Thursday, February 10, 2011

Elisabeth Munro Smith

Elisabeth Munro Smith, From here to there, 2010, Basswood, oriental bittersweet, cedar, masonite, acrylic paint

            Last Thursday, I was able to meet and speak with the sculptor Elisabeth Munro Smith, whose exhibition Going from Here to There: New Work about Landscape will be on view at AIR Gallery in DuMBO until February 27th. Smith's sculptures are similar to R. Justin Stewart's in that they are full of references to maps and map making. They are also similar in that they represent space, distance, and proximity in a very particular kind of abstraction.

            You might say that all maps (even those that don't present themselves as works of art) could be described this way. On one hand, what we rely on from maps is very similar to what we hope from paintings, drawings, and most of all photographs—that is, an ability to describe space and distance as they appear in nature. There is a certain satisfaction in representing the world as faithfully as possible that the craft of map making seems to embody. One is overcome with this sense of dedication to accuracy when looking at certain Dutch landscapes or still lifes from the Seventeenth century, and it's worth mentioning these when you consider that that particular "visual culture" held astronomy and map making in very high esteem (see: Svetlana Alpers, The Art of Describing, University of Chicago Press: 1983). When I was a little kid, when I first recognized the lines and shapes from a globe in what I could see in a photograph of the Earth taken from space, my first thought was, "Cool. A map looks just like that." We generally think of maps as  pieces of representational graphic art, meant to imitate nature passively and without distortion.
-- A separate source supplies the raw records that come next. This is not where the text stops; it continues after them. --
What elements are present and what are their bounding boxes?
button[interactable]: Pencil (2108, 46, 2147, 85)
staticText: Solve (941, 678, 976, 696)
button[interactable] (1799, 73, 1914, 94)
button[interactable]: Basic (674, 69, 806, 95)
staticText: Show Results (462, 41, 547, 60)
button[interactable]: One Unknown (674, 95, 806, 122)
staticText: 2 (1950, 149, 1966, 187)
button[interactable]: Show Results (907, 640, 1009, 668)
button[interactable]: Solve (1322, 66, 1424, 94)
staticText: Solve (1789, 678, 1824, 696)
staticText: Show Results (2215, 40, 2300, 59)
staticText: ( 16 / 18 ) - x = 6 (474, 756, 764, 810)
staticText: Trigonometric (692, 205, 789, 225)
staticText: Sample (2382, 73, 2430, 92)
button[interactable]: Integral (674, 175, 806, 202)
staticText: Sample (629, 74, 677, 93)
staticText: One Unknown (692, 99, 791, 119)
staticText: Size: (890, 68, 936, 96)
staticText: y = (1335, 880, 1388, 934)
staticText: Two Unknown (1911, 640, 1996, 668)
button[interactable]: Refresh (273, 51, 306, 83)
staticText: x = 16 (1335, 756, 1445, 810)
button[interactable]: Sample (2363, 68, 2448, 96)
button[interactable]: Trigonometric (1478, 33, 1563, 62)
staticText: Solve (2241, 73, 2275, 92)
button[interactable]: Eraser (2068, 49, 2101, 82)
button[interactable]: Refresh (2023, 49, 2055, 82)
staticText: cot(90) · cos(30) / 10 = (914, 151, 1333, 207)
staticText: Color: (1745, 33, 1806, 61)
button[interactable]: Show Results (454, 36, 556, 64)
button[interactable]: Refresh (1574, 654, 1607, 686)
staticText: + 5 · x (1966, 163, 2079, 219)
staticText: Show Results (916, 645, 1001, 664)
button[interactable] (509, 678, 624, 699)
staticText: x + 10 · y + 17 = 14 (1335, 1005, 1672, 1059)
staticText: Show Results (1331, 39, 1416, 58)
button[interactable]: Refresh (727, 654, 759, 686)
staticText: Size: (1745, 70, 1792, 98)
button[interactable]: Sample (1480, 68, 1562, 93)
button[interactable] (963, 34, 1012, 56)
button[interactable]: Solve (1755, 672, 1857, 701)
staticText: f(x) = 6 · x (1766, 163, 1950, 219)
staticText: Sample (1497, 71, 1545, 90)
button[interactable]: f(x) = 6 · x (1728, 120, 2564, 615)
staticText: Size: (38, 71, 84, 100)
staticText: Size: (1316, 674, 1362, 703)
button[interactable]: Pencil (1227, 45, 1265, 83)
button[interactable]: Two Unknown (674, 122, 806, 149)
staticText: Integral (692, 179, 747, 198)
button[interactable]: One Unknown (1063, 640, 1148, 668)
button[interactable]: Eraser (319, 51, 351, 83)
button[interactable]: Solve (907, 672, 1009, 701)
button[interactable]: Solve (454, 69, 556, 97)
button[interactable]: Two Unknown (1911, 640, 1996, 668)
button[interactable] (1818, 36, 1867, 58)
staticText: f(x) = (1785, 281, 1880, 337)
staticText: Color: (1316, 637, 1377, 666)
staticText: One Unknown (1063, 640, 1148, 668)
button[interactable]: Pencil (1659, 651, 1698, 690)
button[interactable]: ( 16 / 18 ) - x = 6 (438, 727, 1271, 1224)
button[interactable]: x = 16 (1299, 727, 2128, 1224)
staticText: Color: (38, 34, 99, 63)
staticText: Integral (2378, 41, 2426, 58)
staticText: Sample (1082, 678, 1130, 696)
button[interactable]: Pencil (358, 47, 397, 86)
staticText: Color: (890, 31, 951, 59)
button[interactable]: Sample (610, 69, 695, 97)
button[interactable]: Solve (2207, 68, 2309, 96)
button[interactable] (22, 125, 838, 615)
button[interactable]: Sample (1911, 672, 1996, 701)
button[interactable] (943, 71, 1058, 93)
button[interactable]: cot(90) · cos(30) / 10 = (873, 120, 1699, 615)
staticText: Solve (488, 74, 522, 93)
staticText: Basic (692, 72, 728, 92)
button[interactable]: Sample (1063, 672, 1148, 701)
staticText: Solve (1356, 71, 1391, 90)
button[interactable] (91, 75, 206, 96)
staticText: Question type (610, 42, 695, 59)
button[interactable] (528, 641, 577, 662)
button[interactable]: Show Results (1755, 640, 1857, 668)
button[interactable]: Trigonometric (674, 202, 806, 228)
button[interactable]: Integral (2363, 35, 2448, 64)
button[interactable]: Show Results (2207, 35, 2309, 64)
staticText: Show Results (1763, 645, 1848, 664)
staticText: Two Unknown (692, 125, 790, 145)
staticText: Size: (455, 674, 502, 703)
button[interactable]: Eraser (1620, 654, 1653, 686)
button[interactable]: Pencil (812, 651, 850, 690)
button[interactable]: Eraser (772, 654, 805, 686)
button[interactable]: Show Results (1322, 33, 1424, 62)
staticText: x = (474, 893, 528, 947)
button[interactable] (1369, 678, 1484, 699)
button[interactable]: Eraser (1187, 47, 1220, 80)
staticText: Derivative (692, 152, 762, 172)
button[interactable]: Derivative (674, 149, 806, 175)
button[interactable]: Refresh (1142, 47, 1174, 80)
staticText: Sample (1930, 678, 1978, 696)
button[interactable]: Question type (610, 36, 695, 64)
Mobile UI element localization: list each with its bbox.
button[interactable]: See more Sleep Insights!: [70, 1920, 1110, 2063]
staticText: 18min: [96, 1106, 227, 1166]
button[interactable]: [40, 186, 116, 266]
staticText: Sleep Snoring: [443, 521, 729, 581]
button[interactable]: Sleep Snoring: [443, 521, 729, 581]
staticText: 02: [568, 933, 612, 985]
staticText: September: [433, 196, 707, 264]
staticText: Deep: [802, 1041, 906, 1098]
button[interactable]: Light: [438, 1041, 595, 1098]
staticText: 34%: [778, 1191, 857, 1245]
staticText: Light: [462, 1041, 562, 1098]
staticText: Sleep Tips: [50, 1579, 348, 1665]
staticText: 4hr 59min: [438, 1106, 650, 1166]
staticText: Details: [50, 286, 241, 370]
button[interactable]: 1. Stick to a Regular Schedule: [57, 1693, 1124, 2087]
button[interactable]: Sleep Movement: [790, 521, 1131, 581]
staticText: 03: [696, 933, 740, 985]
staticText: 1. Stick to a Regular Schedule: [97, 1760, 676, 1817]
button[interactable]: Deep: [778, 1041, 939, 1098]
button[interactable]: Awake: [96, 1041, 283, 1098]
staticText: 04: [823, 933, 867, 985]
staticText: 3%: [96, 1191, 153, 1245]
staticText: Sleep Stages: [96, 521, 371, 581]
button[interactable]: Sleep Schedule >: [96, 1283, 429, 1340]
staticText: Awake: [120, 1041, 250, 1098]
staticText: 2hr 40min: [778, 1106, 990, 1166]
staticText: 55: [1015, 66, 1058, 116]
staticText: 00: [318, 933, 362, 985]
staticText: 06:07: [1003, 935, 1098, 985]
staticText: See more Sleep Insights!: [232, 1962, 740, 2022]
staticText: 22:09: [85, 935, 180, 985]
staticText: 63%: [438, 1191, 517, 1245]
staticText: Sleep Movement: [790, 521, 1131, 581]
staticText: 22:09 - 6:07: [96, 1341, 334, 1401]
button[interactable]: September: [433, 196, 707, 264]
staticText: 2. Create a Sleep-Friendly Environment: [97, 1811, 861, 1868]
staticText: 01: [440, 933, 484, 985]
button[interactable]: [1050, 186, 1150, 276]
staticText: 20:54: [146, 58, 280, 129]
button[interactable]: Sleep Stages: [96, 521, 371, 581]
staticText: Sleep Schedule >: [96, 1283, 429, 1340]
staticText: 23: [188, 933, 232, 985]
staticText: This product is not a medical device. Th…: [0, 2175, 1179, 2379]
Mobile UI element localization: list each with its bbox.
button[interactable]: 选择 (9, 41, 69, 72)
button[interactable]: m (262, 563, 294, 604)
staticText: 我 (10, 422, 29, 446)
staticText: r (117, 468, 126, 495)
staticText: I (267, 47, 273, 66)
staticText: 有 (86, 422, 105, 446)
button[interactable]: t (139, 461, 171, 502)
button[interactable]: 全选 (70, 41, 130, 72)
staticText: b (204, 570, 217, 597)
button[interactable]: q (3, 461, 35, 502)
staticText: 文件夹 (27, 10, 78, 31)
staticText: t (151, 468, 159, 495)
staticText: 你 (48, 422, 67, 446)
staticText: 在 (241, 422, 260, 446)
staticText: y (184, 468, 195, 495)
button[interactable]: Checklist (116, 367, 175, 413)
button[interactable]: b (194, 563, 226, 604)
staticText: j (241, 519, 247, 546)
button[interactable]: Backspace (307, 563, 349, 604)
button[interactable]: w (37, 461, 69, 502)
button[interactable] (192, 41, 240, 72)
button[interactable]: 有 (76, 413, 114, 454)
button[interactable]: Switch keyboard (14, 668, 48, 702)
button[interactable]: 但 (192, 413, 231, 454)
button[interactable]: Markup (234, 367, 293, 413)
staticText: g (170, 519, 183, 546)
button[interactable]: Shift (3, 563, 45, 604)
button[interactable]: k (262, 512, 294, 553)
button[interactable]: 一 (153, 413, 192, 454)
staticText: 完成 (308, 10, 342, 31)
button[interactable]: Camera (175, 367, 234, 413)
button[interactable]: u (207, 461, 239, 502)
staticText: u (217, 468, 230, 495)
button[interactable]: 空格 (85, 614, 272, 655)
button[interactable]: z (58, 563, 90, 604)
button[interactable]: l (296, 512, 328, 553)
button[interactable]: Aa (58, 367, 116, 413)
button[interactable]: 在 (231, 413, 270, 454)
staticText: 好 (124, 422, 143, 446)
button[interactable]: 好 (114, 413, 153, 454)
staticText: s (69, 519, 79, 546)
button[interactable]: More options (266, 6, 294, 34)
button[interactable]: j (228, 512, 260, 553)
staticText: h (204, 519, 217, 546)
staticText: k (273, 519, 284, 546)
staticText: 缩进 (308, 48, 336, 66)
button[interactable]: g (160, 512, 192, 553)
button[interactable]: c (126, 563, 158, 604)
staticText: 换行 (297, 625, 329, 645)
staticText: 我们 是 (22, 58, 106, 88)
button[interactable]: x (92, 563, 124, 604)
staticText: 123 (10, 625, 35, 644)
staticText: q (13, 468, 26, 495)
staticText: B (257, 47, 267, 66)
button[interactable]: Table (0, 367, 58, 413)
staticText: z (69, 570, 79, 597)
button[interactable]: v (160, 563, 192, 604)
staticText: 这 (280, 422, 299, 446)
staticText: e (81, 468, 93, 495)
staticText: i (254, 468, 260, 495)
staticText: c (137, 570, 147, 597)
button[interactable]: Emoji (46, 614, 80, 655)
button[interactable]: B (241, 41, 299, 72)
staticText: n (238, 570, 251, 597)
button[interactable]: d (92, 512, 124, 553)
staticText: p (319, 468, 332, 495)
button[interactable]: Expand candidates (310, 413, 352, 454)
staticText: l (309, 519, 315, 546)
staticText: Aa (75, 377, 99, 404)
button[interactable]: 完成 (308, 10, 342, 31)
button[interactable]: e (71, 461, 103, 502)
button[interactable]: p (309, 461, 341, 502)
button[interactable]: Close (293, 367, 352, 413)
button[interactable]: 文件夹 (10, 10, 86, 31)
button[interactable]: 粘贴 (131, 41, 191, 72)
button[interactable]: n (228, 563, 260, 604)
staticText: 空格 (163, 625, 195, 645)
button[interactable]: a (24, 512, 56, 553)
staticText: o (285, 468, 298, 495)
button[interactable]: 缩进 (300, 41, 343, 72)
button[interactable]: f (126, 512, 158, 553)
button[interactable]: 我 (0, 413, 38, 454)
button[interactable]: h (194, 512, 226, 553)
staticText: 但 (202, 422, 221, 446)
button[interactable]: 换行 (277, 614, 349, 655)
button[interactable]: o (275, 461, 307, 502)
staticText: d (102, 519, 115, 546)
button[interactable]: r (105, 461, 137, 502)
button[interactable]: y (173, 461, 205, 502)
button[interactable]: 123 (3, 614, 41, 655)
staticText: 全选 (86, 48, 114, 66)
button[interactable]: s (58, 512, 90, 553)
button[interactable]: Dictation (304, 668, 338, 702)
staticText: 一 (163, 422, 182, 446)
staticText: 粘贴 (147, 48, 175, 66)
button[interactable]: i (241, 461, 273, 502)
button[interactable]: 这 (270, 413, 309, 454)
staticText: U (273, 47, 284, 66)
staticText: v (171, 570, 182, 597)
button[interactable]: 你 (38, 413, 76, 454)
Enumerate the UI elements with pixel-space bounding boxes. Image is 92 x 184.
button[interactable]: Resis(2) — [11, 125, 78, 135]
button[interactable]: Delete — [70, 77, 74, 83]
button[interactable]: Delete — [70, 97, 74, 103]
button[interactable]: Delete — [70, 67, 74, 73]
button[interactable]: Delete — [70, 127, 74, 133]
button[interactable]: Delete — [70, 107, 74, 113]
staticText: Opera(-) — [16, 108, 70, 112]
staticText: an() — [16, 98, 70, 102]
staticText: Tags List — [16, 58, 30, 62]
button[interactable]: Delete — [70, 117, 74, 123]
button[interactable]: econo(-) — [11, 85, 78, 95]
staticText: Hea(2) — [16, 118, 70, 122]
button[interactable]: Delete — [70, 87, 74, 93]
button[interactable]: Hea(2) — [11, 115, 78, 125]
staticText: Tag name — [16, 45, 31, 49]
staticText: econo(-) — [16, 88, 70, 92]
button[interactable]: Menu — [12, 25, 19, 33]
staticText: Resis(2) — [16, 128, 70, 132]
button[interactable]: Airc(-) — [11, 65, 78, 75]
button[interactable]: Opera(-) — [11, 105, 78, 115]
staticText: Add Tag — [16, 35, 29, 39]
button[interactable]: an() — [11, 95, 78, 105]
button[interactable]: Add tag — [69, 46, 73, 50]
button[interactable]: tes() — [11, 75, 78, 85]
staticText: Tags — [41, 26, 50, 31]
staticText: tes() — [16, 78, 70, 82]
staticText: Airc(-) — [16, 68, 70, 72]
            There are, however, many instances in which maps are distorted quite intentionally. To make elevation sensible on the textured surface of a basketball-sized globe, the height of the Andes and Himalayas relative to the size of the Earth is exaggerated by a several degrees of magnitude. To make the Uptown-Downtown axis parallel to the North-South poles, the New York MTA reorients its subway maps about twenty degrees:



            This isn't the only way in which it might make sense to compare subway maps to certain map-oriented works of art. In addition to tilting the North-South orientation, the paths on subway maps are generally made bolder, straighter, and with fewer nuances and curves, all to make them simpler and easier to read.  Maps that display stops as a series of dots along a straight horizontal line take this schematization one step further, giving you all the information you really want, and ruling actual physical space almost out of intelligibility. A map of locations is virtually converted into a map of ideas.
            All of these adjustments are--for lack of a better way to describe them--abstractions, and while relative space is still relevant, it isn't really more important than the purposes of the viewer and the ideas the map maker is trying to convey. I hope I'm not selling short the work of Stewart, Smith, or Ben Joyce (or any other artist whose work engages with topography, for that matter) when I say that this is true for their work as well. As a craft, map making offers artists who are accustomed to working in abstract modes the opportunity to use skills that are usually geared towards mimetically representing nature. For artists who are interested in depicting proximity, distance, or direction (figuratively or otherwise), this can be very attractive.


Going from Here to There: New Work about Landscape is on view at A.I.R. Gallery (111 Front St, #228, Brooklyn, NY) from February 2 to February 27. The gallery is open Wednesday through Sunday from 11 AM to 6 PM.